The aim of this software is to aggregate the reported sightings in a way that prevents a colluding minority of participants to learn the number of sightings of any single party. It is not possible to defend against participants that submit a false number of sightings as input.
The solution is secure in the semi-honest model; this means that participants are expected to obey the protocol, but may try to extract as much information as possible. A number of checks are executed during the protocol to detect deviations from the instructions, but the system is currently not fully secure against malicious attackers, which may even attempt to deviate from the protocol to obtain secret information.
Implementation
The demonstrator is built in Python using the Shamir secret-sharing library from mpc.tno.nl. The, code, installation instructions and usage instructions can be found here. Further backgrounds (including a demonstration video) can be found here.
Since the software was developed within the EU’s Prometheus project, the PKI in the demonstrator is self-made and based on lattice-based standardization candidates from NIST’s PQC standardization competition. However, it is not suitable for operational applications. It is only suitable for simulation on one machine and for research purposes. Organizations using this protocol should replace it with a properly implemented and tested PKI.
Nonetheless, presented software can be used to get acquainted with the ideas behind SACTI. The performance of SACTi does not rely significantly on the used cryptography. Furthermore, we have attempted to write the software in such a way that a transition to a distributed run is relatively straightforward.
If you would like to get in touch with us about SACTI, we can be reached via our Slack channel.
Performance
Efficiency seems very promising, but demands for large CTI communities are very high. We are optimistic that these can be met with this solution, but we have no conclusive results. In particular, it has not been possible to properly simulated hundreds of parties.
The figures below were generated with a simulation of the entire community, consisting of the aggregator and all the participants, on a single machine. For the runtime dependence on the number of IoC we expect a linear behaviour, which is indeed clearly observed.
For the dependence on the number of parties the situation is not as clear. If $n
$ parties join the protocol run, every submitted value will be split in $n
$ shares. The amount of information a party must process increases linearly with the number of participants. Since we are simulating all $n
$ parties on a single machine, we expect a quadratically increasing runtime. However, the (small-scale) simulations indicate a faster expansion. This may be due to deficiencies in the code or clogging in the machine’s processing unit.

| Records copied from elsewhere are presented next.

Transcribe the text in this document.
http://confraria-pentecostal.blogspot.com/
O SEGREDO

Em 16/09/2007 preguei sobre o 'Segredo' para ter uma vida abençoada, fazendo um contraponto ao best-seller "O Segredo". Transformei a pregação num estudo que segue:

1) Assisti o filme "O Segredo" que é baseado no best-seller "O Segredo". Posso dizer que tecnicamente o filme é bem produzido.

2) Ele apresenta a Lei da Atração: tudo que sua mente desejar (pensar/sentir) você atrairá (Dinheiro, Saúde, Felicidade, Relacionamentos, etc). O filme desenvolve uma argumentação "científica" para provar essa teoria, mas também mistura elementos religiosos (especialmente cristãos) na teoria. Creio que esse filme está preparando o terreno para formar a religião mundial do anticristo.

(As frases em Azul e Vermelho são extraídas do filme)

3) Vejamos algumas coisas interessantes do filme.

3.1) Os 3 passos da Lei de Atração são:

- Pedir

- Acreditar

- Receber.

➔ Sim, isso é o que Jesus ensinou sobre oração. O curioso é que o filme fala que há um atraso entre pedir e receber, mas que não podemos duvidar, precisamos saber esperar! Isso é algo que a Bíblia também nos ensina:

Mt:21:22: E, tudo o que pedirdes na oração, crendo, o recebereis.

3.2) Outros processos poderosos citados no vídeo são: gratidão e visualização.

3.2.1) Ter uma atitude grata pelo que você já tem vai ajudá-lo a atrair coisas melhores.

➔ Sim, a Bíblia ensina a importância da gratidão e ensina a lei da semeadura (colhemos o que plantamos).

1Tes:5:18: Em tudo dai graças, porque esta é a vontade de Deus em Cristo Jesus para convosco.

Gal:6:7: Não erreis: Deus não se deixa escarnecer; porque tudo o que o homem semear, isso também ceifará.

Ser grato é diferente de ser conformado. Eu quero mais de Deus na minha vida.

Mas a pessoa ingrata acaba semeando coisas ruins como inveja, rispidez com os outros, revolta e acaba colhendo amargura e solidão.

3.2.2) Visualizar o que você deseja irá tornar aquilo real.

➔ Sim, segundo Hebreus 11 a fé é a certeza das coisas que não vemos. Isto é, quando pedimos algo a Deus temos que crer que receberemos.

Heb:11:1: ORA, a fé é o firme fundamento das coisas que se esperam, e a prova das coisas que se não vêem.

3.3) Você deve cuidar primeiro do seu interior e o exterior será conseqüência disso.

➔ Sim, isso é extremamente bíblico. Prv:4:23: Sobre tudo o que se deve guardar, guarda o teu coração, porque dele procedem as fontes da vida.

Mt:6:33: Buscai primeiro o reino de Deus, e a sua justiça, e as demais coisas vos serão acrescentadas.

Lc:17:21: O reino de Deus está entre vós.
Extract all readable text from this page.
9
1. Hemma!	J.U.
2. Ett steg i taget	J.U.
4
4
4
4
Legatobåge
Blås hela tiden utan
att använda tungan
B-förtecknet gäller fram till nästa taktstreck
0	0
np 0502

It should be mentioned that the simulation on a single machine does not suffer from communication delays that will occur in distributed simulations. Exploratory tests have indicated that the choice of cryptographic algorithms in the PKI have a negligible effect on the protocol’s performance.
Conclusion
Cyber threat intelligence can be aggregated securely with the help of secret sharing. To demonstrate this TNO has developed a protocol with a robust security and realistic run-times for communities of 100 participants and 10,000 of IoC’s. Although a full extension to the malicious security model has not (yet) been achieved and some improvement on the protocols improvement is desirable, we are confident that this is within reach. In this way we hope that communities can increase their awareness of cyber risks and improve their resilience.